По сторонам асфальтовой дороги, то взлетавшей по просекам ввысь, то стремительно опускавшейся в овраги, было много братских могил, особенно около Невеля. Здесь шли тяжелые бои.

Могилы были завалены грудами сухой хвои и шишек. Сквозь хвою прорастали белые сухие гвоздики, Они еще не совсем увяли и слабо пахли.

И невольно думалось, что солдаты, погибшие за эти поля и леса, за бревенчатые деревни и говорливые реки, лежат здесь, в зернистом песке, рядом с Пушкиным— нашей гордостью, нашим счастьем и любовью. До Пушкинских гор и Михайловского отсюда было уже недалеко.

В селе Пустошка мы остановились на бугре над серым озером, уходившим извилистой полосой в туман. Надо было заправиться бензином. Разговорились с двумя женщинами, спокойными, сероглазыми, чернобровыми. Должно быть, это были сестры. Они удивились, что машина пришла из Москвы («Ну и даль-то кака-ая!»), и пожалели нас («Ведь это сколько же приходится ехать, мучиться в машине!»).

– Красивые у вас места, – сказал я женщинам.

– Да, здесь хорошо, – ответила женщина постарше. – Только наша Пустошка и в сравнение не идет с Алолью. Вот там прелесть! Как доедете до Алоли, непременно остановитесь и поглядите.

Место с таким странным названием – Алоль – появилось внезапно. Машина пронеслась, чуть накренившись, по крутому повороту у самого края озера, и казалось, что она непременно зачерпнет темной озерной воды.

Озеро подымалось к горизонту. Оно стояло как бы чуть набок, и в нем мимолетно отразилось множество багровой листвы, желтые стены камышей и гаснущий огонь заката. Круги от рыбьих всплесков превратили эти отражения в путаницу всех мыслимых красок северной осени.

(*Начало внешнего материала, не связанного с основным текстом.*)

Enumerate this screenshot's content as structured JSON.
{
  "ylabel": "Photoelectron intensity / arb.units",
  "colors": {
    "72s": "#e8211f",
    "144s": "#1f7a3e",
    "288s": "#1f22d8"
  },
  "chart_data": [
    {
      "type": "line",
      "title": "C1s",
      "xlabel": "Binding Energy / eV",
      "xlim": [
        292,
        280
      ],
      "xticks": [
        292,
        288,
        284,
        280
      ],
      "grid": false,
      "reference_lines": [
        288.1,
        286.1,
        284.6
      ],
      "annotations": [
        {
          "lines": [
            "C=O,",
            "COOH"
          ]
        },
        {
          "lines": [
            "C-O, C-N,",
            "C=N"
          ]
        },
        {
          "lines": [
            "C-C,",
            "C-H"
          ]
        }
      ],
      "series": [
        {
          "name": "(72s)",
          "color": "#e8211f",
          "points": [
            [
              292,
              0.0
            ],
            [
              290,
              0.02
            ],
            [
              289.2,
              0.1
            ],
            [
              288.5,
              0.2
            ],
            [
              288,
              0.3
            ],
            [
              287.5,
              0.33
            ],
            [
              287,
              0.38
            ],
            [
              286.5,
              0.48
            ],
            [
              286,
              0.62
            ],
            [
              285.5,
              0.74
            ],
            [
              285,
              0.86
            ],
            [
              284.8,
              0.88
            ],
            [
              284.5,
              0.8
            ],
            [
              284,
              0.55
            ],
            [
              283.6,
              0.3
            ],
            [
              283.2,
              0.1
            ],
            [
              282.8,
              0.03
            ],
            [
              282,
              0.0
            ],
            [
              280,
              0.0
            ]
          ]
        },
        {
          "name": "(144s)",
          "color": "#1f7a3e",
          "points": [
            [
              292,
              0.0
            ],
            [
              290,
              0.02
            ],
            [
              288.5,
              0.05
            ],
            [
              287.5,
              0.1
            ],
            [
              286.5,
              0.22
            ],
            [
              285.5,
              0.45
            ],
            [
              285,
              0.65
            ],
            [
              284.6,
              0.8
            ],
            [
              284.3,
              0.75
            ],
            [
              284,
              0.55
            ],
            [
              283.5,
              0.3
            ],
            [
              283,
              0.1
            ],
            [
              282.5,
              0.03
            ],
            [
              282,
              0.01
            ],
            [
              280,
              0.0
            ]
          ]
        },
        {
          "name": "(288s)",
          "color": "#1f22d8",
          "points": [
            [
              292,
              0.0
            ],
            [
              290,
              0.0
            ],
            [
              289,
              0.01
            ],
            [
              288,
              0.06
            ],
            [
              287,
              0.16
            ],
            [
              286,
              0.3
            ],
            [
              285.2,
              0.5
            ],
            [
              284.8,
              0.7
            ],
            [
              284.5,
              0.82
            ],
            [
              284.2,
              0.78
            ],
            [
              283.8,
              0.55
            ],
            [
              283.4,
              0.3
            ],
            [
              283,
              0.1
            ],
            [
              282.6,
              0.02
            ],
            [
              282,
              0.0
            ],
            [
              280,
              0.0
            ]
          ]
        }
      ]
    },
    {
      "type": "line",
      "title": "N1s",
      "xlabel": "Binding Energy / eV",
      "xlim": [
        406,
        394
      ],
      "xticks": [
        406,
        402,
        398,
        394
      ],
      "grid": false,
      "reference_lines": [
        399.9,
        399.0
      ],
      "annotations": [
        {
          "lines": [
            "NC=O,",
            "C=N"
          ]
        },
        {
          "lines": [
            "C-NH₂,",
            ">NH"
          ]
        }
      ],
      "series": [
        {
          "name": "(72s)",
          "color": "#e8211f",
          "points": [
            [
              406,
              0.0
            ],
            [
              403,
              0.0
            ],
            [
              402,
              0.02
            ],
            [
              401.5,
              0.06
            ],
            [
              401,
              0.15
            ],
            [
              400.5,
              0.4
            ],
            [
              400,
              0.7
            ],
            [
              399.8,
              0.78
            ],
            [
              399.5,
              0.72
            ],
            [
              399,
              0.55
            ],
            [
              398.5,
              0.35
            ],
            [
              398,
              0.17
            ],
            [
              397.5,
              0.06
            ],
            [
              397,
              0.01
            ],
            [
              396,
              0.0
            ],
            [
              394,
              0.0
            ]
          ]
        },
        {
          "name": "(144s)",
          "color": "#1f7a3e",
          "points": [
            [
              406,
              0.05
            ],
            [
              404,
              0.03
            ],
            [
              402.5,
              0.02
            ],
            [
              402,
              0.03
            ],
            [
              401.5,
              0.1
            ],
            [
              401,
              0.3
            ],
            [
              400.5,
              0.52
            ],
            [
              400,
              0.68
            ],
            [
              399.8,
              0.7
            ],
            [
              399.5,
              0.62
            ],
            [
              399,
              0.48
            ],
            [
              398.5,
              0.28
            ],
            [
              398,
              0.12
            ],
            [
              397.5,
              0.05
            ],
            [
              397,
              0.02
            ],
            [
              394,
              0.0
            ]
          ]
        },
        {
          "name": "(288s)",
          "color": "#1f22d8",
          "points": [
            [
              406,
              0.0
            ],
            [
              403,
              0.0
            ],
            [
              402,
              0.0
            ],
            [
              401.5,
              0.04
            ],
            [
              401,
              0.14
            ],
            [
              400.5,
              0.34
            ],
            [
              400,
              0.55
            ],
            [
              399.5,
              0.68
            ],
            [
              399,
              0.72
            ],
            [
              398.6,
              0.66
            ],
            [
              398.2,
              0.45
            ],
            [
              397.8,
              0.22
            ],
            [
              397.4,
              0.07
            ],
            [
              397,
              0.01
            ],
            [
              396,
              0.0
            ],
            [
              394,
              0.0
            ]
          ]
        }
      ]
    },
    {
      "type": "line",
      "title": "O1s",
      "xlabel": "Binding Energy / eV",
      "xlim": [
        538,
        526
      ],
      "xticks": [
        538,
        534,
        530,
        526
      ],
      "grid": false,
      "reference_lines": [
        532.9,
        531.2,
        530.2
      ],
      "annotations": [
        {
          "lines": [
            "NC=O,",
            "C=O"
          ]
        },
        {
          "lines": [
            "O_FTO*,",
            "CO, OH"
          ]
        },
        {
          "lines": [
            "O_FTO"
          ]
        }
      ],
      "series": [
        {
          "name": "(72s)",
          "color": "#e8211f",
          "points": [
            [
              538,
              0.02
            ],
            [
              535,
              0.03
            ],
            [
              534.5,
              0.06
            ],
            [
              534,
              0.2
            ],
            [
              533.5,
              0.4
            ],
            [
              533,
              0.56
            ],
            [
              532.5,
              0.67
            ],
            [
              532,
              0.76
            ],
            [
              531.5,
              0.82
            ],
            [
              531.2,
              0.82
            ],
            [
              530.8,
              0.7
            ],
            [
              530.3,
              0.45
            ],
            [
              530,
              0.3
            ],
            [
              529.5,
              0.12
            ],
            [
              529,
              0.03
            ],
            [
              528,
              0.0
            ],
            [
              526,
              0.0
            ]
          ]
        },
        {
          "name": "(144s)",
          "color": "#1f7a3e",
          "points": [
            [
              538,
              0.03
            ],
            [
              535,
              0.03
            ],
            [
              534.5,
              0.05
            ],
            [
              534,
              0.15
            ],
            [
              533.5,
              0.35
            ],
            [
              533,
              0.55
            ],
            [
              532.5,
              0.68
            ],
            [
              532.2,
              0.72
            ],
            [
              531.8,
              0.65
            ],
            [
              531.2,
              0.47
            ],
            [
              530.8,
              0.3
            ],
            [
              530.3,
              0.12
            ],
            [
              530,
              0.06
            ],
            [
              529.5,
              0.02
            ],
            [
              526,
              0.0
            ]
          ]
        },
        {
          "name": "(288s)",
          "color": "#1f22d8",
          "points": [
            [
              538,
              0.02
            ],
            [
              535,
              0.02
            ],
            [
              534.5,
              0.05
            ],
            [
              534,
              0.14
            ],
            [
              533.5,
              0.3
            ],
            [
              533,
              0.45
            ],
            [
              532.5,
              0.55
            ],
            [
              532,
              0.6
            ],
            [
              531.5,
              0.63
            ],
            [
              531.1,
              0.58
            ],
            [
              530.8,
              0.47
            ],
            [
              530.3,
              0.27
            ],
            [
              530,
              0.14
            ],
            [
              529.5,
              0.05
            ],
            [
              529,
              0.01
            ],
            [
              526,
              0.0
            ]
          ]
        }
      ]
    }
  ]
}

Все это сверкнуло и ушло, чтобы снова начали открываться одна за другой суровые колоннады корабельных лесов с их вечереющей далью.

Над Опочкой дул сумрачный, порывистый ветер. Низкие тучи проносились, клубясь, над черепичными крышами. В забрызганные известкой окна гостиницы били капли дождя.

В темной прихожей гостиницы сидел на деревянном диване худой низенький старик в мятой шляпе. Он курил самодельные папиросы и читал книгу. Под потолком горела электрическая лампочка, тоже забрызганная известкой.

В гостинице только что окончили ремонт. Пахло мелом и вымытыми полами. Трещали, разгораясь, печи.

Хозяйка гостиницы со звучной фамилией Шаляпина рассказывала мне историю своей фамилии. У ее мужа, рядового сельского работника, был мощный бас. За это его прозвали Шаляпиным. Это прозвище так привилось к нему, что при выдаче паспорта милиционер ошибся и вписал в паспорт вместо фамилии прозвище, а муж хозяйки гостиницы промолчал, – фамилия Шаляпин нравилась ему больше, чем его настоящая.

Старик в мятой шляпе оторвался от книги и сказал:

– Я слышал Шаляпина. Неоднократно. Я окончил Московскую консерваторию. По классу композиции.

Старик сиял шляпу и неожиданно запел дребезжащим, но приятным баритоном, явно подражая интонациям Шаляпина, шубертовского «Двойника».

Хозяйка гостиницы нахмурилась, но, посмотрев на меня, снисходительно усмехнулась, – ничего, мол, не поделаешь с этим чудаком-композитором.

– Служители искусства, – сказала хозяйка, – очень какие-то вольные и всегда нарушают правила внутреннего распорядка. Просто кошмар с ними! Администрации приходится смотреть на это с поблажкой.

Зачем ты повторяешь вновь,
Что пережил я здесь недавно, —
Любовь мою,
Страдания мои! —

пел композитор, сжав сухие руки и вытянув их перед собой.

Ночью над Опочкой буйствовал ветер. Дуло в окно, скрипели от сквозняков двери. Плотная тьма лежала над землей. Ее не могли отодвинуть за город даже яркие электрические фонари.